No. A grey DSH is a cat of mixed ancestry that happens to have a grey coat. Grey is the dilute form of black, controlled by a single gene, and it shows up constantly in random-bred cats. A Russian Blue or a Chartreux is a registered breed with a pedigree and a breed standard. They look superficially similar, but a grey rescue cat with no papers is a Domestic Shorthair, not a Russian Blue. Cat people often call grey cats blue, which is just the traditional colour name, not a breed.

Where can I find a grey Domestic Shorthair kitten in Calgary?

Solid grey and grey tabby DSH kittens turn up regularly at MEOW Foundation, the Calgary Humane Society, AARCS, and FRFA, especially during the spring and summer kitten season, but they get adopted fast because grey kittens are popular. The practical method is to watch live cat listings on LocalPetFinder, which aggregates Calgary rescues every couple of hours, and set an alert for kittens so you see new grey litters the day they post. Do not commit to a single rescue or a single colour; let the right kitten find you.

Why are almost all calico and tortoiseshell cats female?

Because the gene for orange versus black sits on the X chromosome. Female cats have two X chromosomes, so they can show both orange and black at once, which is what creates calico and tortoiseshell coats. Male cats have one X, so they are usually either orange or black, not both. The rare male calico has an extra chromosome, is almost always sterile, and is not more valuable despite the myth.
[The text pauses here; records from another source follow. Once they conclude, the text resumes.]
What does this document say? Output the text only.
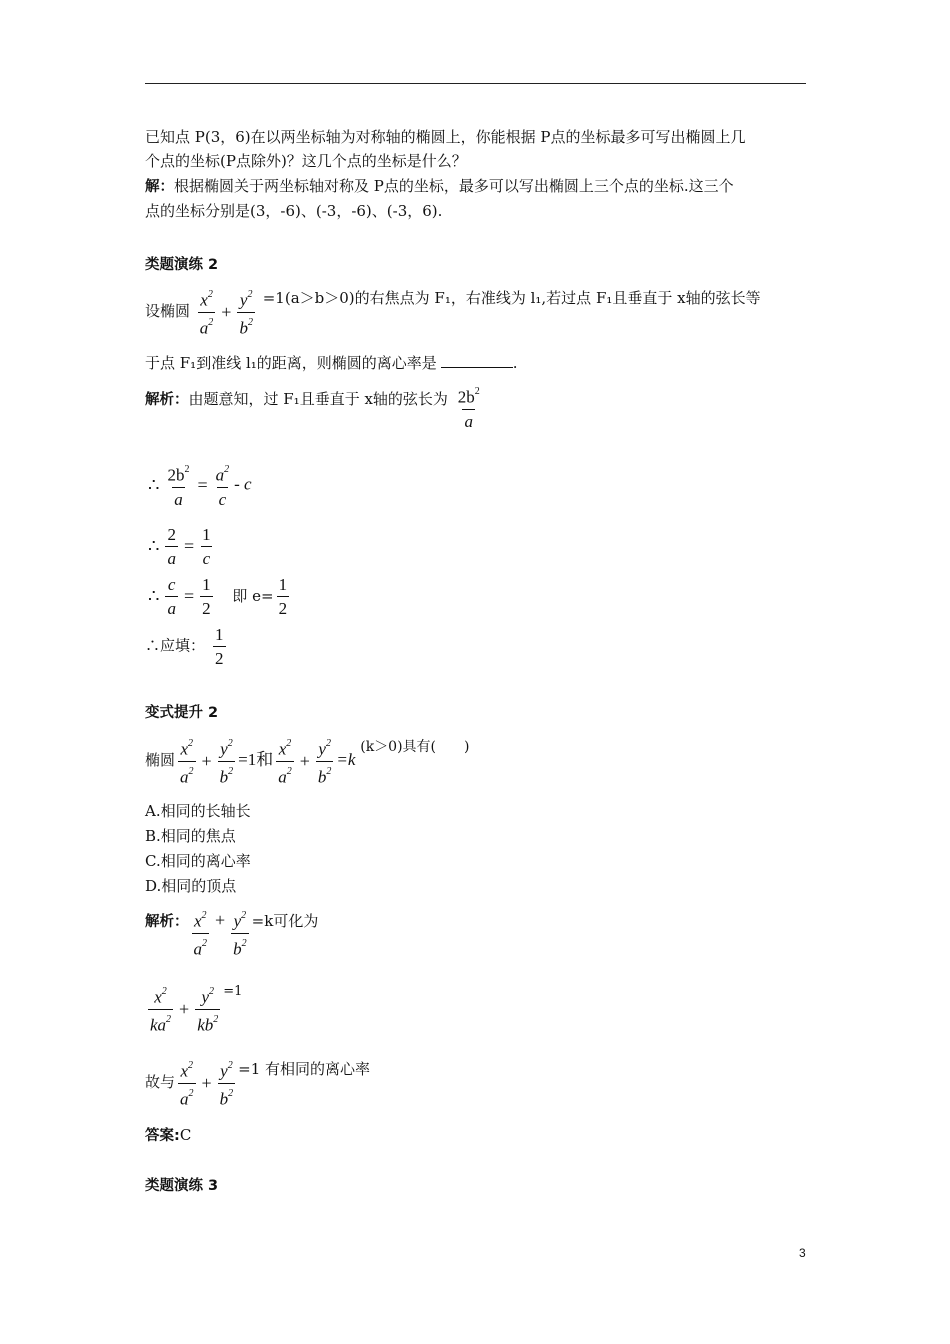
已知点 P(3，6)在以两坐标轴为对称轴的椭圆上，你能根据 P点的坐标最多可写出椭圆上几
个点的坐标(P点除外)？这几个点的坐标是什么？
解：根据椭圆关于两坐标轴对称及 P点的坐标，最多可以写出椭圆上三个点的坐标.这三个
点的坐标分别是(3，-6)、(-3，-6)、(-3，6).
类题演练 2
设椭圆 $\frac{x^2}{a^2} + \frac{y^2}{b^2} =1(a>b>0)$的右焦点为 F₁，右准线为 l₁,若过点 F₁且垂直于 x轴的弦长等
于点 F₁到准线 l₁的距离，则椭圆的离心率是	.
解析：由题意知，过 F₁且垂直于 x轴的弦长为 $\frac{2b^2}{a}$
∴ $\frac{2b^2}{a} = \frac{a^2}{c} - c$
∴ $\frac{2}{a} = \frac{1}{c}$
∴ $\frac{c}{a} = \frac{1}{2}$ 即 $e= \frac{1}{2}$
∴应填： $\frac{1}{2}$
变式提升 2
椭圆 $\frac{x^2}{a^2} + \frac{y^2}{b^2} =1$和 $\frac{x^2}{a^2} + \frac{y^2}{b^2} =k$ (k＞0)具有(　　)
A.相同的长轴长
B.相同的焦点
C.相同的离心率
D.相同的顶点
解析： $\frac{x^2}{a^2} + \frac{y^2}{b^2} =k$可化为
$\frac{x^2}{ka^2} + \frac{y^2}{kb^2} =1$
故与 $\frac{x^2}{a^2} + \frac{y^2}{b^2} =1$ 有相同的离心率
答案:C
类题演练 3
3
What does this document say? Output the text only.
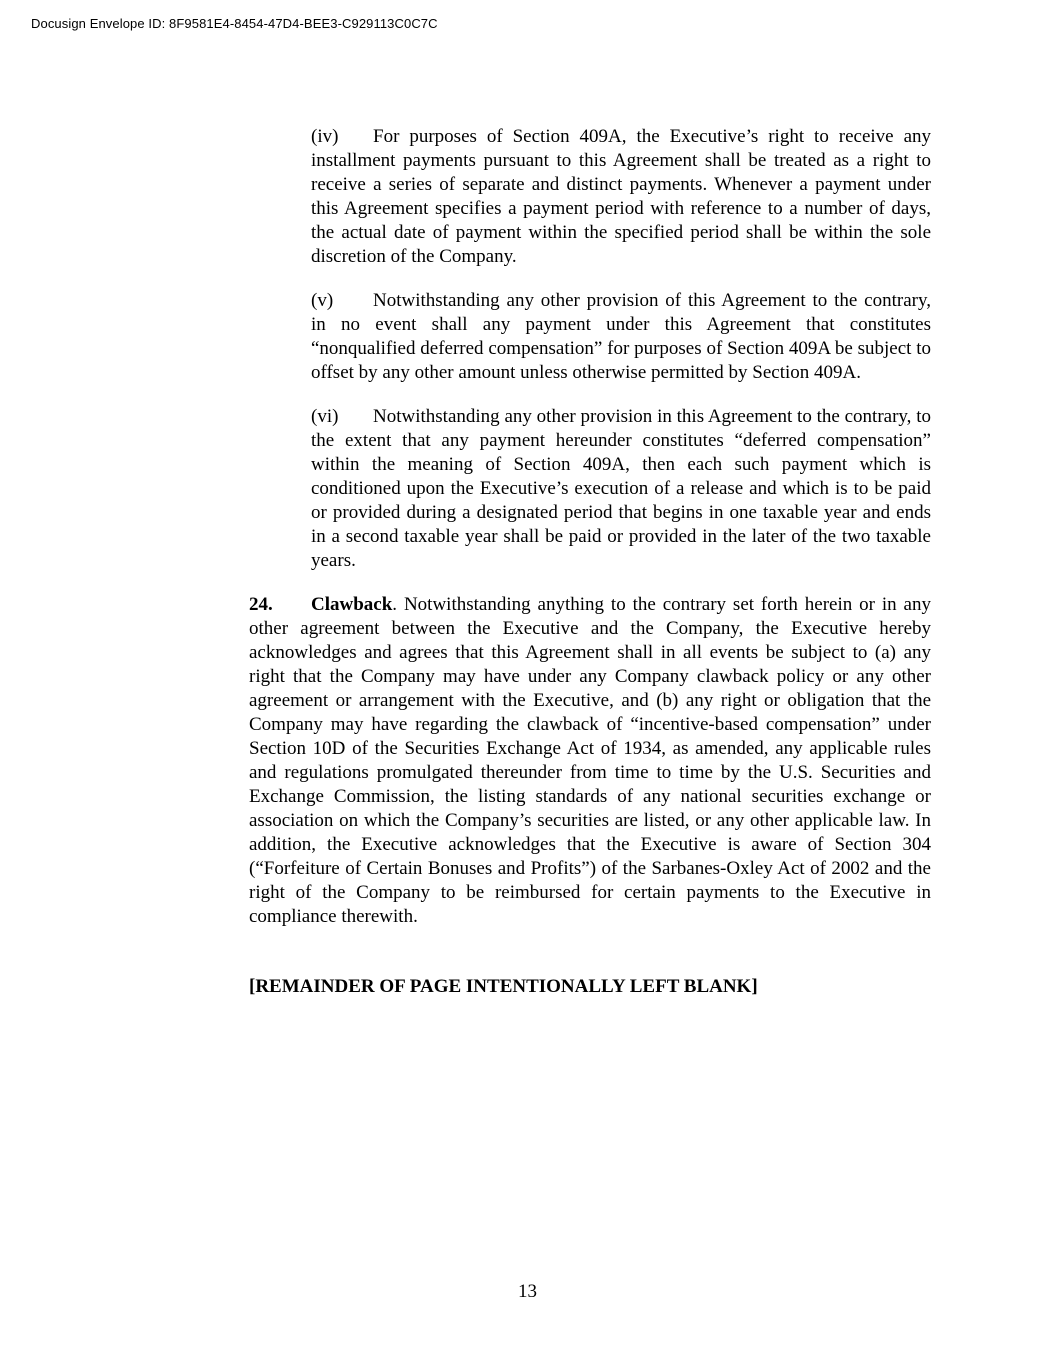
Docusign Envelope ID: 8F9581E4-8454-47D4-BEE3-C929113C0C7C

(iv) For purposes of Section 409A, the Executive’s right to receive any installment payments pursuant to this Agreement shall be treated as a right to receive a series of separate and distinct payments. Whenever a payment under this Agreement specifies a payment period with reference to a number of days, the actual date of payment within the specified period shall be within the sole discretion of the Company.

(v) Notwithstanding any other provision of this Agreement to the contrary, in no event shall any payment under this Agreement that constitutes “nonqualified deferred compensation” for purposes of Section 409A be subject to offset by any other amount unless otherwise permitted by Section 409A.

(vi) Notwithstanding any other provision in this Agreement to the contrary, to the extent that any payment hereunder constitutes “deferred compensation” within the meaning of Section 409A, then each such payment which is conditioned upon the Executive’s execution of a release and which is to be paid or provided during a designated period that begins in one taxable year and ends in a second taxable year shall be paid or provided in the later of the two taxable years.

24. Clawback. Notwithstanding anything to the contrary set forth herein or in any other agreement between the Executive and the Company, the Executive hereby acknowledges and agrees that this Agreement shall in all events be subject to (a) any right that the Company may have under any Company clawback policy or any other agreement or arrangement with the Executive, and (b) any right or obligation that the Company may have regarding the clawback of “incentive-based compensation” under Section 10D of the Securities Exchange Act of 1934, as amended, any applicable rules and regulations promulgated thereunder from time to time by the U.S. Securities and Exchange Commission, the listing standards of any national securities exchange or association on which the Company’s securities are listed, or any other applicable law. In addition, the Executive acknowledges that the Executive is aware of Section 304 (“Forfeiture of Certain Bonuses and Profits”) of the Sarbanes-Oxley Act of 2002 and the right of the Company to be reimbursed for certain payments to the Executive in compliance therewith.

[REMAINDER OF PAGE INTENTIONALLY LEFT BLANK]
13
Does a Domestic Shorthair’s colour affect its personality?

Not in any way you can rely on. Coat colour is set by genes that have little to do with temperament. Owner surveys hint at tiny average tendencies, like slightly more reactivity in tortoiseshells, but the effect is small next to the difference between individual cats. Pick a Calgary DSH by the behaviour the foster describes, not its colour. Our DSH personality guide covers this in full.
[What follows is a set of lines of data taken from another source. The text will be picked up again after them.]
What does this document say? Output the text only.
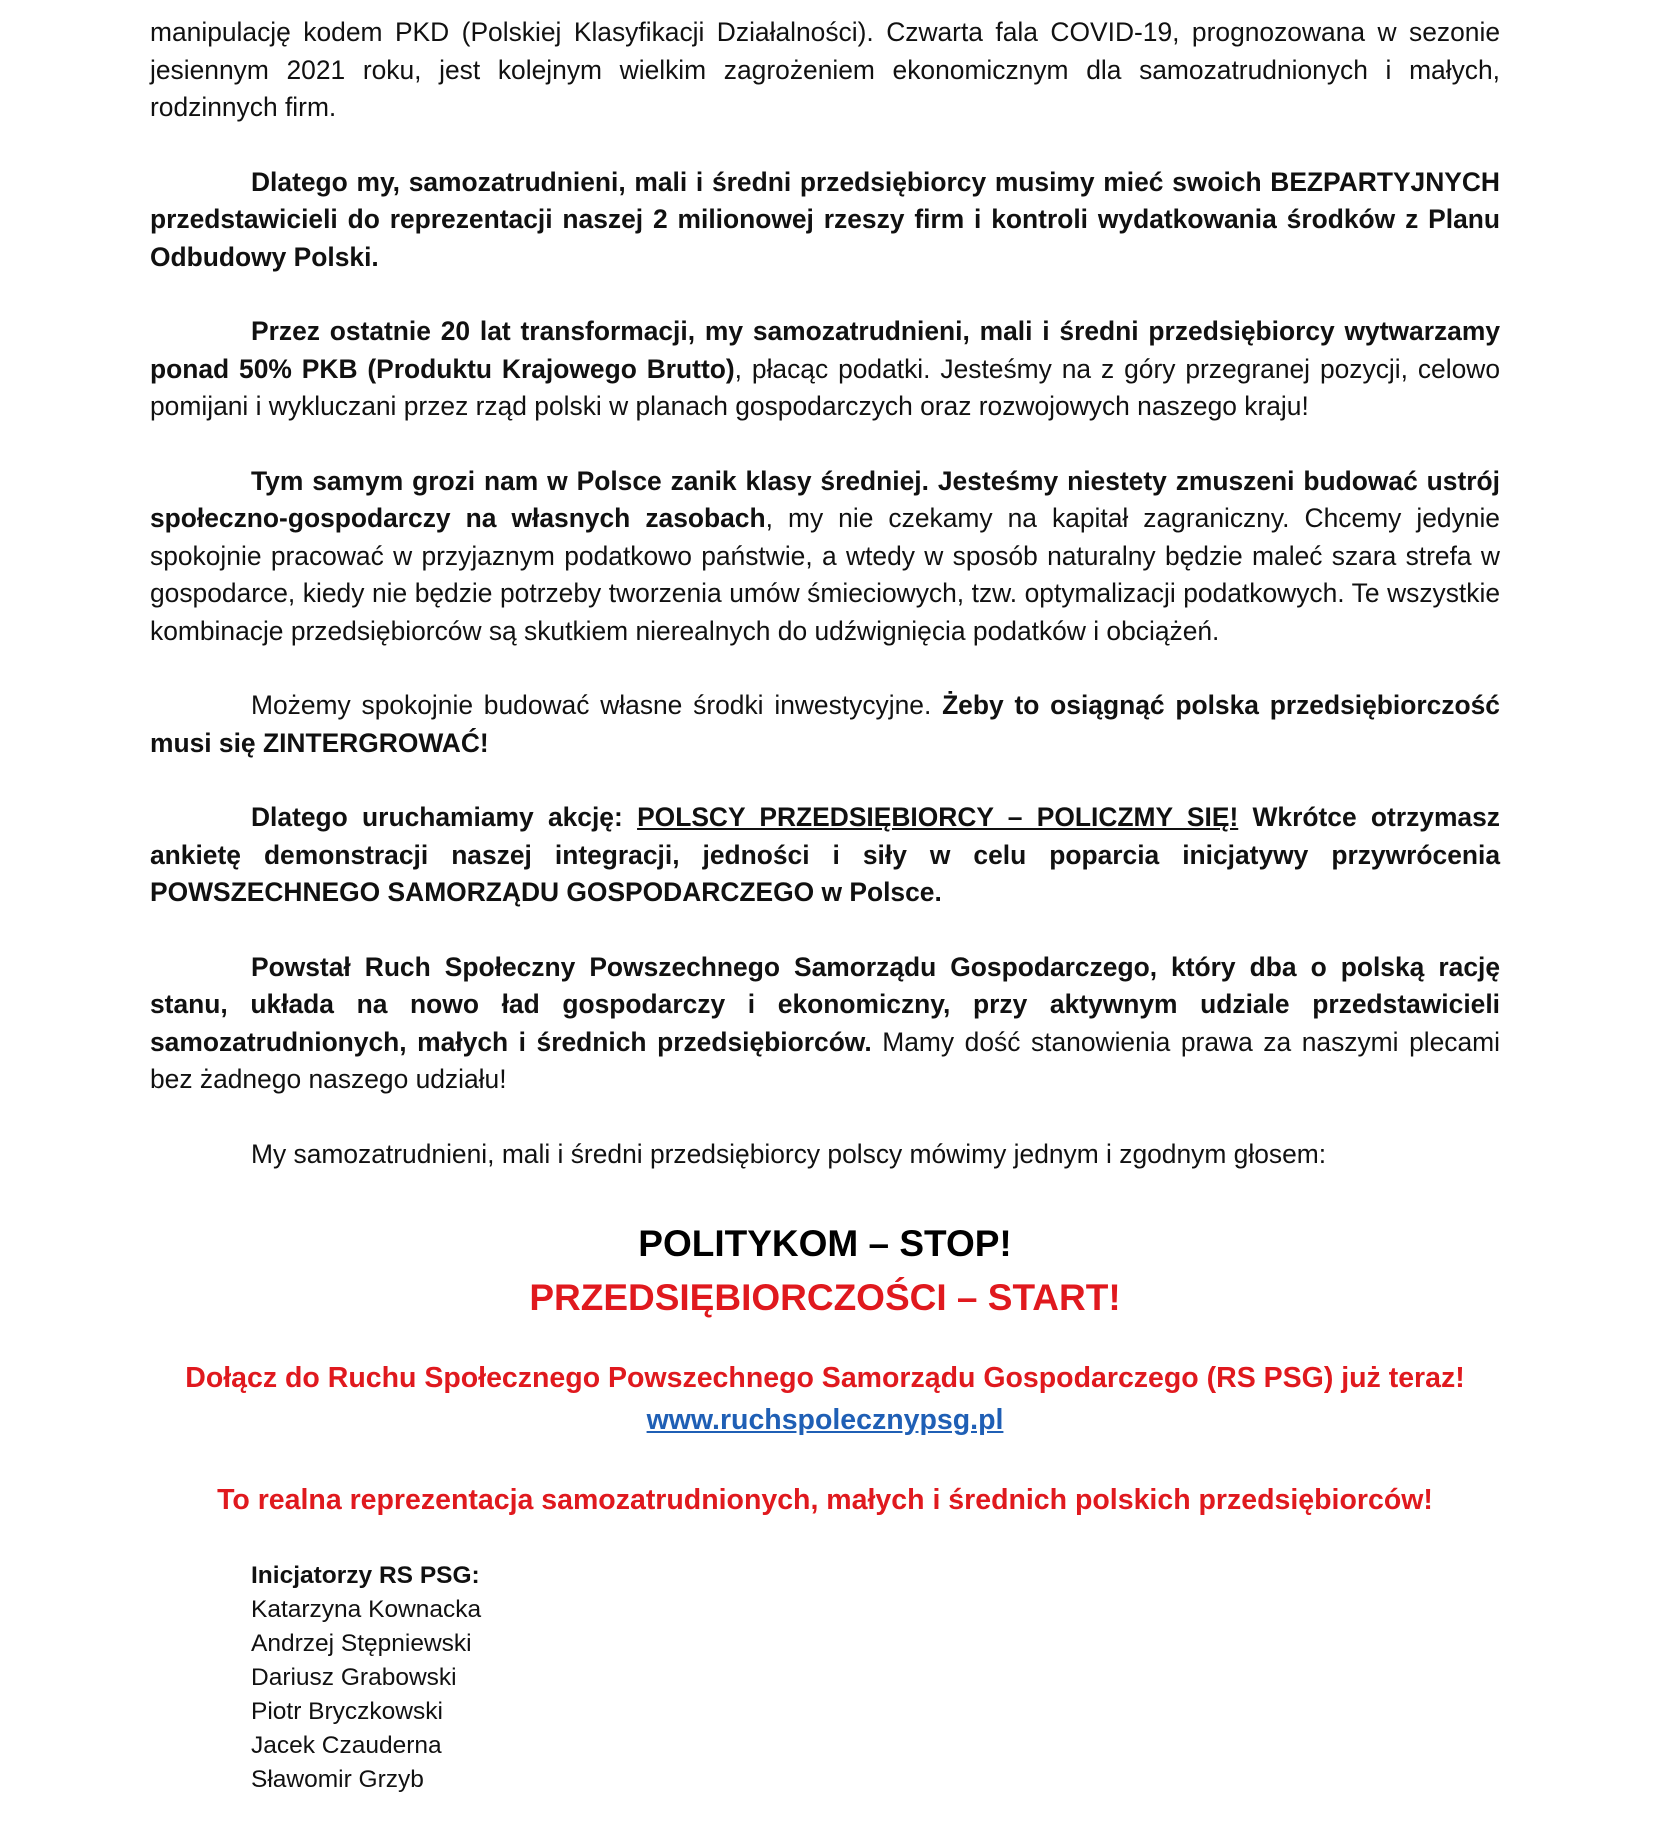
manipulację kodem PKD (Polskiej Klasyfikacji Działalności). Czwarta fala COVID-19, prognozowana w sezonie jesiennym 2021 roku, jest kolejnym wielkim zagrożeniem ekonomicznym dla samozatrudnionych i małych, rodzinnych firm.

Dlatego my, samozatrudnieni, mali i średni przedsiębiorcy musimy mieć swoich BEZPARTYJNYCH przedstawicieli do reprezentacji naszej 2 milionowej rzeszy firm i kontroli wydatkowania środków z Planu Odbudowy Polski.

Przez ostatnie 20 lat transformacji, my samozatrudnieni, mali i średni przedsiębiorcy wytwarzamy ponad 50% PKB (Produktu Krajowego Brutto), płacąc podatki. Jesteśmy na z góry przegranej pozycji, celowo pomijani i wykluczani przez rząd polski w planach gospodarczych oraz rozwojowych naszego kraju!

Tym samym grozi nam w Polsce zanik klasy średniej. Jesteśmy niestety zmuszeni budować ustrój społeczno-gospodarczy na własnych zasobach, my nie czekamy na kapitał zagraniczny. Chcemy jedynie spokojnie pracować w przyjaznym podatkowo państwie, a wtedy w sposób naturalny będzie maleć szara strefa w gospodarce, kiedy nie będzie potrzeby tworzenia umów śmieciowych, tzw. optymalizacji podatkowych. Te wszystkie kombinacje przedsiębiorców są skutkiem nierealnych do udźwignięcia podatków i obciążeń.

Możemy spokojnie budować własne środki inwestycyjne. Żeby to osiągnąć polska przedsiębiorczość musi się ZINTERGROWAĆ!

Dlatego uruchamiamy akcję: POLSCY PRZEDSIĘBIORCY – POLICZMY SIĘ! Wkrótce otrzymasz ankietę demonstracji naszej integracji, jedności i siły w celu poparcia inicjatywy przywrócenia POWSZECHNEGO SAMORZĄDU GOSPODARCZEGO w Polsce.

Powstał Ruch Społeczny Powszechnego Samorządu Gospodarczego, który dba o polską rację stanu, układa na nowo ład gospodarczy i ekonomiczny, przy aktywnym udziale przedstawicieli samozatrudnionych, małych i średnich przedsiębiorców. Mamy dość stanowienia prawa za naszymi plecami bez żadnego naszego udziału!

My samozatrudnieni, mali i średni przedsiębiorcy polscy mówimy jednym i zgodnym głosem:

POLITYKOM – STOP!
PRZEDSIĘBIORCZOŚCI – START!
Dołącz do Ruchu Społecznego Powszechnego Samorządu Gospodarczego (RS PSG) już teraz!
www.ruchspolecznypsg.pl
To realna reprezentacja samozatrudnionych, małych i średnich polskich przedsiębiorców!
Inicjatorzy RS PSG:
Katarzyna Kownacka
Andrzej Stępniewski
Dariusz Grabowski
Piotr Bryczkowski
Jacek Czauderna
Sławomir Grzyb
What is the difference between a tabby and a Domestic Shorthair?

They describe different things, so a cat is usually both. Domestic Shorthair describes ancestry: mixed, short-haired, no pedigree. Tabby describes a coat pattern: stripes, swirls, or spots, with the signature M on the forehead. Most rescue tabbies are Domestic Shorthairs. Tabby is the most common pattern of all and comes in classic (swirled), mackerel (striped), spotted, and ticked forms.

Do kitten coat colours change as they grow?
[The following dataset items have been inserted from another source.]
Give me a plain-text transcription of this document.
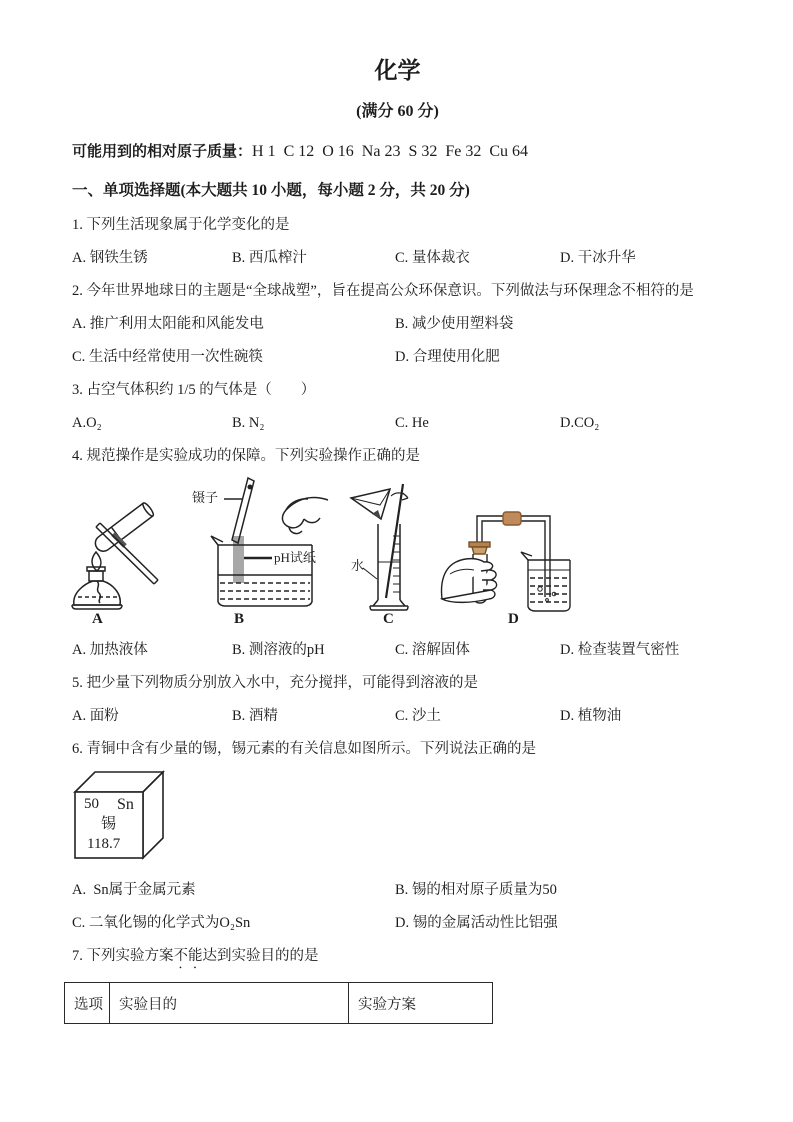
化学
(满分 60 分)
可能用到的相对原子质量：H 1  C 12  O 16  Na 23  S 32  Fe 32  Cu 64
一、单项选择题(本大题共 10 小题，每小题 2 分，共 20 分)
1. 下列生活现象属于化学变化的是
A. 钢铁生锈	B. 西瓜榨汁	C. 量体裁衣	D. 干冰升华
2. 今年世界地球日的主题是“全球战塑”，旨在提高公众环保意识。下列做法与环保理念不相符的是
A. 推广利用太阳能和风能发电	B. 减少使用塑料袋
C. 生活中经常使用一次性碗筷	D. 合理使用化肥
3. 占空气体积约 1/5 的气体是（　　）
A.O₂	B. N₂	C. He	D.CO₂
4. 规范操作是实验成功的保障。下列实验操作正确的是
A
镊子
pH试纸
B
水
C	D
A. 加热液体	B. 测溶液的pH	C. 溶解固体	D. 检查装置气密性
5. 把少量下列物质分别放入水中，充分搅拌，可能得到溶液的是
A. 面粉	B. 酒精	C. 沙土	D. 植物油
6. 青铜中含有少量的锡，锡元素的有关信息如图所示。下列说法正确的是
50 Sn
锡
118.7
A.  Sn属于金属元素	B. 锡的相对原子质量为50
C. 二氧化锡的化学式为O₂Sn	D. 锡的金属活动性比铝强
7. 下列实验方案不能达到实验目的的是
选项	实验目的	实验方案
Often, yes. Tabby markings can be faint at birth and sharpen with age. Many kittens darken as they mature, and pointed kittens (Siamese-like colouring) are born pale and develop their points over weeks. A grey kitten generally stays grey, but the exact shade and any faint tabby striping can shift. Adopt for the cat, not the exact current shade, because the adult coat is not finished yet.

Are black Domestic Shorthairs harder to adopt in Calgary?

Yes, noticeably. Black and black-and-white DSH cats wait longer in Calgary rescues, largely because they photograph poorly against shelter backgrounds and get scrolled past online. Several Calgary rescues run reduced fees on black cats to balance this. A black DSH has the same health and the same temperament range as any other DSH, so it is frequently the best value adoption in the city.

What does "DSH" mean on a Calgary shelter listing?

It means Domestic Shorthair: a short-haired cat of mixed or unknown ancestry, the cat version of mixed breed. It is not a comment on the cat being plain. The colour or pattern listed beside it (grey, tabby, tuxedo, calico) describes the coat only. Neither the DSH label nor the colour tells you anything about breed or personality, so read the foster notes for the part that matters.